The question arose after Mr Craxi failed to turn up to hand in his passport, as ordered by two supervising magistrates who fear he may seek to avoid justice. He faces some 20 corruption hearings. Instead, he instructed his lawyers from an undisclosed place abroad to tell the magistrates he was unable to return at present because of ill health but would do so shortly. He attached a medical certificate signed by an unidentified foreign doctor.

Just before the order was issued, Mr Craxi had been interviewed by an Italian newspaper at the beach resort of Hammamet in Tunisia, where he has a villa. His wife, Anna, and his secretary appear to be still living there but reporters are now told that the former prime minister is 'away'.

Since his political career ended early last year amid scandals and investigations he has also spent long periods in Paris. The magistrates say he has access to foreign bank accounts.

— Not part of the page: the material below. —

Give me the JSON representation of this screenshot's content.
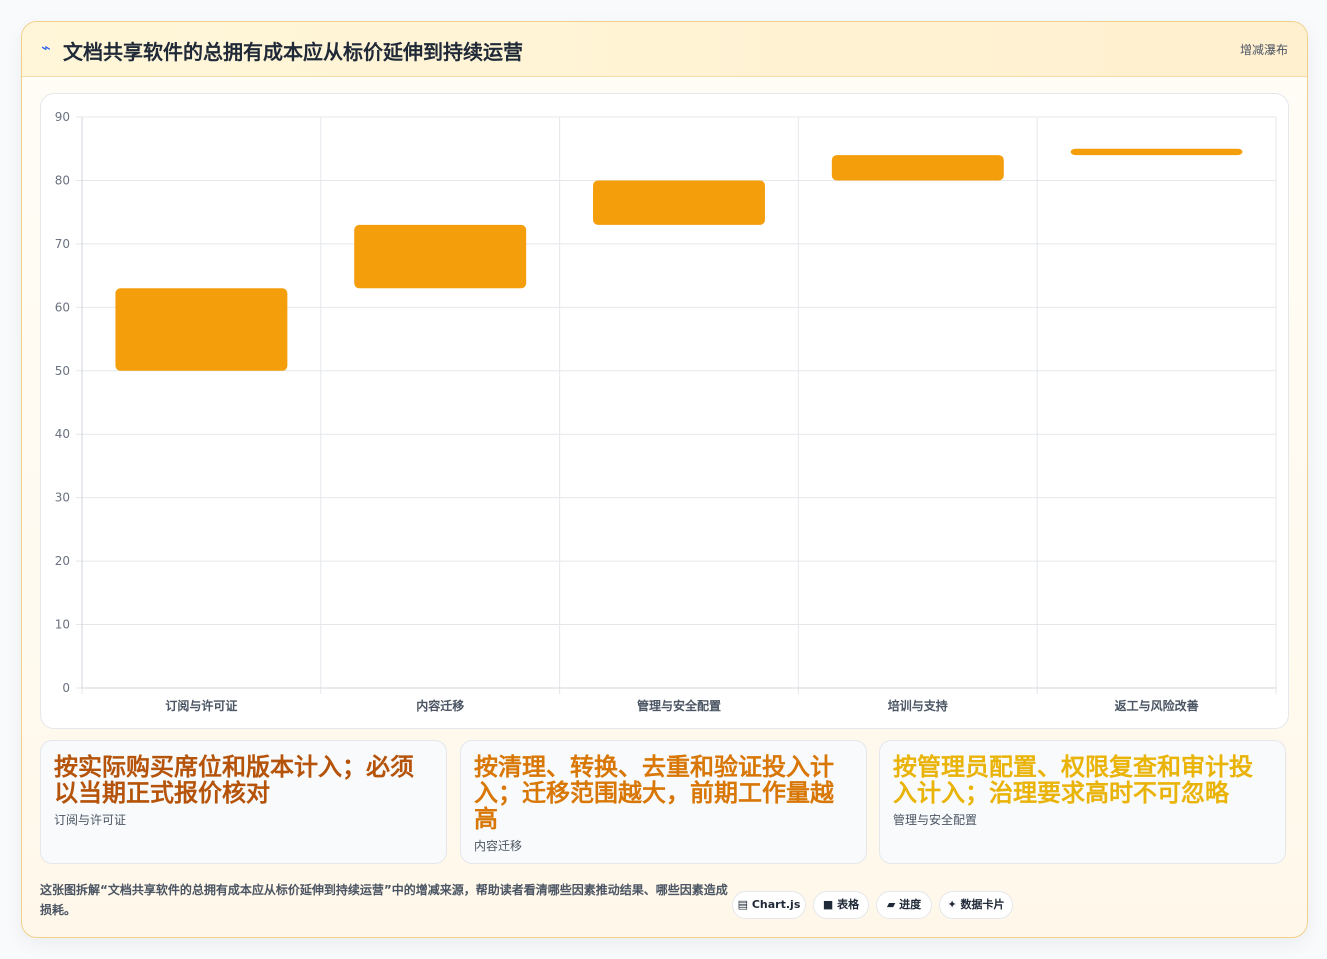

ins. by mb: Mrs Craxi moved to Hammamet from Milan in April. Then, the couple's daughter, Stefanie, told the magazine L'Europeo that her father would do well to follow her mother. 'Considering the way the wind is blowing,' Ms Craxi said, 'I don't know if it makes any sense for my father to stay in Italy. If I were in his shoes I would have been out of here some time ago.'

Mr Craxi's move has reportedly angered the 'clean hands' anti-corruption magistrates in Milan who are checking whether his illness is genuine. They have reportedly given him until the end of the week to return, after which they are expected to consider issuing an international arrest warrant. It was not disclosed what Mr Craxi said was ailing him although press reports suggested diabetes, from which he has suffered for years but which is not known to have ever prevented him moving around.

His message came as a surprise to his own lawyers, one of whom said earlier this week they had advised him to come back, hand in his passport and then appeal against its confiscation. But another, Niccolo Amato, hinted his client was already in Italy. 'There's more to Italy than Rome. It's a big country,' he said.